Pop before the British Invasion

Top Songs of 1962

The Billboard Year-End Top 20, led by “Stranger on the Shore” by Mr Acker Bilk.

The musical landscape of 1962

Teen idols, dance records, vocal groups, country-pop and early soul shared the mainstream. Production was becoming more focused on younger listeners while older pop traditions remained visible.

The Top 20 is spread across 20 different credited artists, giving the year an unusually broad cast of performers.

What to listen for

Notice how compact arrangements, memorable hooks and vocal personality carry many of the year’s biggest records.

This list contains 20 different credited artists.
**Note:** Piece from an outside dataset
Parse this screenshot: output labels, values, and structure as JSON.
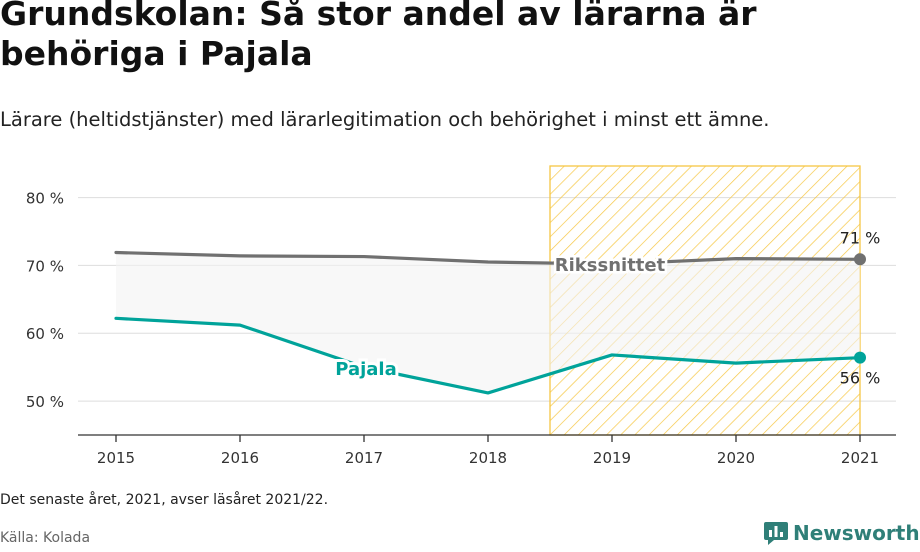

The number gives a quick indication of whether the year was concentrated among repeat hitmakers or spread across a wider field.

Billboard Year-End Top 20 songs of 1962

RankSongArtistListen
1 Stranger on the Shore Mr Acker Bilk Spotify ↗
2 I Cant Stop Loving You Ray Charles Spotify ↗
3 The Twist Chubby Checker Spotify ↗
4 Roses Are Red My Love Bobby Vinton Spotify ↗
5 Duke of Earl Gene Chandler Spotify ↗
6 Mashed Potato Time Dee Dee Sharp Spotify ↗
7 Soldier Boy The Shirelles Spotify ↗
8 Peppermint Twist Joey Dee and the Starliters Spotify ↗
9 The Stripper David Rose Spotify ↗
10 Johnny Angel Shelley Fabares Spotify ↗
11 The Loco-Motion Little Eva Spotify ↗
12 Breaking Up Is Hard to Do Neil Sedaka Spotify ↗
13 Sheila Tommy Roe Spotify ↗
14 Sherry The Four Seasons Spotify ↗
15 Monster Mash Bobby Boris Pickett Spotify ↗
16 Palisades Park Freddy Cannon Spotify ↗
17 Hey Baby Bruce Channel Spotify ↗
18 Telstar The Tornados Spotify ↗
19 Wolverton Mountain Claude King Spotify ↗
20 Let Me In The Sensations Spotify ↗

Build a 1962 playlist

Start with “Stranger on the Shore” by Mr Acker Bilk, then alternate familiar high-ranking records with contrasting selections from the lower half of the list.

Open the playlist builder

How this page should be used

Year-End charts summarize performance across an extended chart year. They are not simply a list of songs that reached number one, and historical methodology has changed. Treat this page as a guided listening resource and compact chart-history reference rather than a mathematical comparison with other eras.